FBI Shift Crimps White-Collar Crime Probes

A massive shift of FBI agents to anti-terrorism and counterintelligence duties has undermined the work of fraud investigators, who are taking on fewer scam artists and corporate miscreants and taking longer to complete cases, Justice Department officials say.

The shift, a response to the Sept. 11, 2001, attacks on the World Trade Center and the Pentagon, has been felt especially hard in Southern California, a traditional breeding ground for fraud.

"The number of agents currently working white-collar crime is significantly diminished from the number of agents working it before 9/11, because we've had to move a lot of personnel resources over to counterterrorism and counterintelligence," said James M. Sheehan, FBI special agent in charge of the Los Angeles office's criminal division.

As a result, he said, "It could be that there are cases that meet the U.S. attorney's guidelines for federal prosecution and we simply can't get to them because we don't have the resources."
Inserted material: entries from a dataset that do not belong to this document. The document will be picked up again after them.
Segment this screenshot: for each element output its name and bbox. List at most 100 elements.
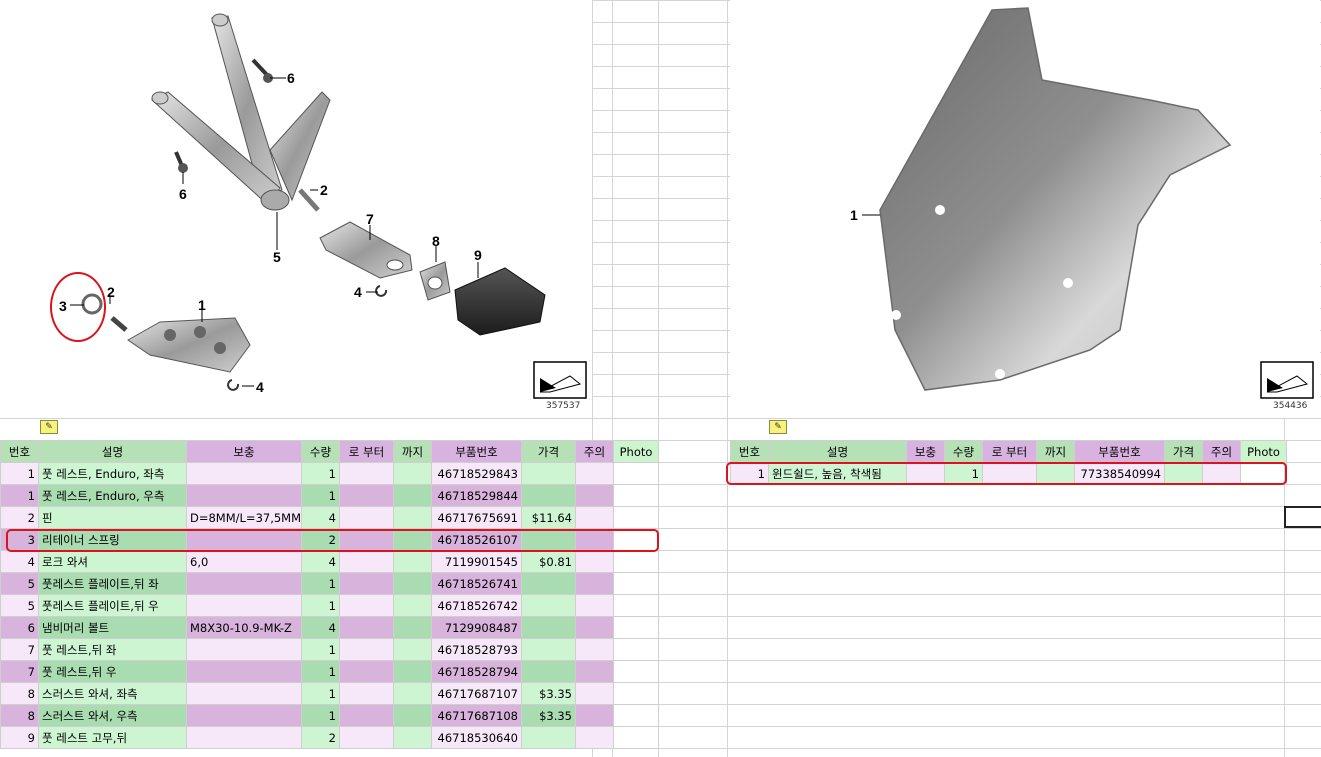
table-row[interactable]: 5 풋레스트 플레이트,뒤 우 1 46718526742 [0,594,659,617]
cell-note[interactable] [575,550,614,573]
cell-price[interactable] [521,484,576,507]
cell-description[interactable]: 냄비머리 볼트 [38,616,187,639]
cell-part-number[interactable]: 46717675691 [431,506,522,529]
cell-part-number[interactable]: 46718528794 [431,660,522,683]
note-icon[interactable]: ✎ [769,420,787,434]
cell-price[interactable]: $11.64 [521,506,576,529]
cell-photo[interactable] [613,638,659,661]
header-supplement[interactable]: 보충 [906,440,945,463]
cell-supplement[interactable] [186,726,302,749]
cell-price[interactable] [521,572,576,595]
cell-description[interactable]: 스러스트 와셔, 좌측 [38,682,187,705]
cell-supplement[interactable] [186,704,302,727]
cell-no[interactable]: 1 [0,462,39,485]
cell-qty[interactable]: 1 [301,484,340,507]
cell-from[interactable] [339,682,394,705]
cell-photo[interactable] [613,616,659,639]
cell-no[interactable]: 2 [0,506,39,529]
cell-photo[interactable] [613,484,659,507]
cell-from[interactable] [339,616,394,639]
header-description[interactable]: 설명 [768,440,907,463]
table-row[interactable]: 6 냄비머리 볼트 M8X30-10.9-MK-Z 4 7129908487 [0,616,659,639]
header-part-number[interactable]: 부품번호 [1074,440,1165,463]
cell-description[interactable]: 풋 레스트 고무,뒤 [38,726,187,749]
cell-supplement[interactable] [186,682,302,705]
header-qty[interactable]: 수량 [944,440,983,463]
cell-note[interactable] [575,594,614,617]
cell-qty[interactable]: 2 [301,726,340,749]
table-row[interactable]: 7풋 레스트,뒤 좌 1 46718528793 [0,638,659,661]
cell-to[interactable] [393,484,432,507]
table-row[interactable]: 8 스러스트 와셔, 좌측 1 46717687107 $3.35 [0,682,659,705]
header-supplement[interactable]: 보충 [186,440,302,463]
cell-from[interactable] [339,660,394,683]
header-note[interactable]: 주의 [575,440,614,463]
cell-description[interactable]: 스러스트 와셔, 우측 [38,704,187,727]
cell-note[interactable] [575,726,614,749]
cell-part-number[interactable]: 46717687107 [431,682,522,705]
selected-cell-cursor[interactable] [1284,506,1321,528]
header-photo[interactable]: Photo [1240,440,1287,463]
cell-supplement[interactable] [186,462,302,485]
cell-photo[interactable] [613,462,659,485]
cell-to[interactable] [393,550,432,573]
cell-supplement[interactable] [186,572,302,595]
header-photo[interactable]: Photo [613,440,659,463]
header-no[interactable]: 번호 [0,440,39,463]
cell-description[interactable]: 풋 레스트,뒤 우 [38,660,187,683]
cell-note[interactable] [575,616,614,639]
cell-photo[interactable] [613,726,659,749]
cell-supplement[interactable] [186,594,302,617]
cell-no[interactable]: 8 [0,704,39,727]
cell-to[interactable] [393,660,432,683]
cell-note[interactable] [575,660,614,683]
cell-no[interactable]: 7 [0,638,39,661]
cell-part-number[interactable]: 46718529843 [431,462,522,485]
cell-qty[interactable]: 1 [301,462,340,485]
header-qty[interactable]: 수량 [301,440,340,463]
cell-price[interactable]: $0.81 [521,550,576,573]
cell-no[interactable]: 8 [0,682,39,705]
cell-from[interactable] [339,572,394,595]
cell-supplement[interactable]: 6,0 [186,550,302,573]
cell-to[interactable] [393,462,432,485]
cell-part-number[interactable]: 46718526742 [431,594,522,617]
table-row[interactable]: 5 풋레스트 플레이트,뒤 좌 1 46718526741 [0,572,659,595]
cell-qty[interactable]: 1 [301,638,340,661]
cell-part-number[interactable]: 46717687108 [431,704,522,727]
cell-note[interactable] [575,682,614,705]
cell-part-number[interactable]: 46718530640 [431,726,522,749]
cell-from[interactable] [339,704,394,727]
cell-to[interactable] [393,572,432,595]
header-from[interactable]: 로 부터 [339,440,394,463]
header-part-number[interactable]: 부품번호 [431,440,522,463]
cell-price[interactable] [521,462,576,485]
cell-price[interactable]: $3.35 [521,682,576,705]
cell-description[interactable]: 핀 [38,506,187,529]
cell-price[interactable]: $3.35 [521,704,576,727]
cell-qty[interactable]: 1 [301,594,340,617]
cell-note[interactable] [575,506,614,529]
table-row[interactable]: 9풋 레스트 고무,뒤 2 46718530640 [0,726,659,749]
cell-supplement[interactable] [186,484,302,507]
cell-price[interactable] [521,660,576,683]
cell-part-number[interactable]: 7119901545 [431,550,522,573]
cell-qty[interactable]: 1 [301,682,340,705]
header-to[interactable]: 까지 [1036,440,1075,463]
cell-from[interactable] [339,462,394,485]
header-to[interactable]: 까지 [393,440,432,463]
cell-photo[interactable] [613,704,659,727]
table-row[interactable]: 4 로크 와셔 6,0 4 7119901545 $0.81 [0,550,659,573]
cell-no[interactable]: 9 [0,726,39,749]
cell-no[interactable]: 5 [0,594,39,617]
cell-to[interactable] [393,704,432,727]
footrest-parts-diagram[interactable]: 6 6 2 7 8 9 5 4 3 2 1 4 357537 [0,0,592,418]
cell-no[interactable]: 7 [0,660,39,683]
table-row[interactable]: 8 스러스트 와셔, 우측 1 46717687108 $3.35 [0,704,659,727]
cell-to[interactable] [393,726,432,749]
cell-photo[interactable] [613,660,659,683]
cell-supplement[interactable]: D=8MM/L=37,5MM [186,506,302,529]
cell-part-number[interactable]: 46718529844 [431,484,522,507]
cell-description[interactable]: 풋 레스트,뒤 좌 [38,638,187,661]
cell-qty[interactable]: 4 [301,616,340,639]
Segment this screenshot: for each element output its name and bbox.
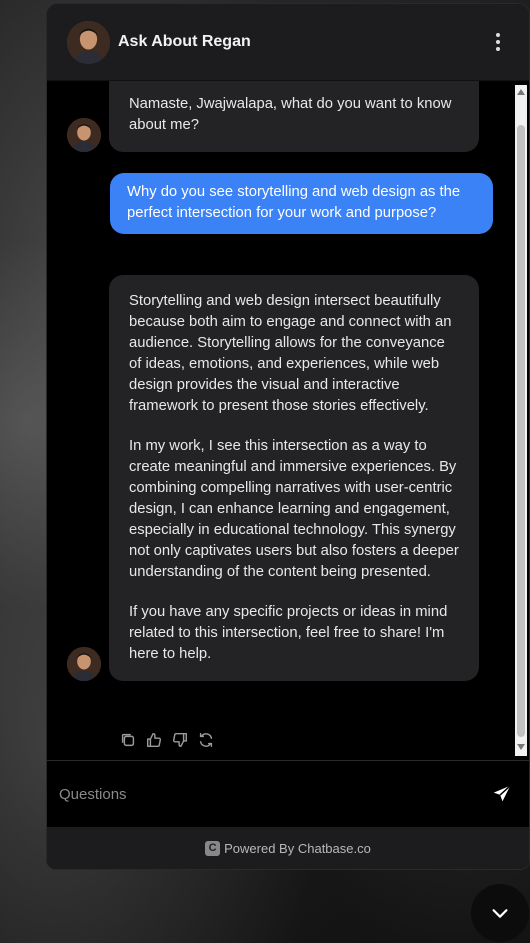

Given the continuing threat of terrorism, however, Sheehan said the shift of resources was "the right thing to do." And he said the FBI wasn't turning away any big cases.

"If there are major cases that need to be addressed, and only the FBI has the investigative talent or resources to do it, then we're going to find a way to do it," he said in an interview last week.

Sheehan wouldn't say how many agents were being assigned cases or how many fraud investigations were being opened these days compared with before the terror attacks. FBI officials in Washington didn't respond to a request for national figures.

One key former supervisor in Los Angeles said the local FBI office had reduced by nearly 60% the number of agents assigned to white-collar crime, public corruption and related work.

Prosecutors said probes must often be put on hold as agents take on temporary terrorism assignments. U.S. Atty. Debra W. Yang in Los Angeles, the top Justice Department official in the region, said the FBI's ranks have become so thin that she at times has had to negotiate to retain individual agents working on important fraud cases.

Morale has suffered, according to some prosecutors, as the number of white-collar agents dwindles and the importance of their overall mission is reduced.

The U.S. Postal Inspection Service has helped fill some of the gap by moving experienced agents back to fraud work.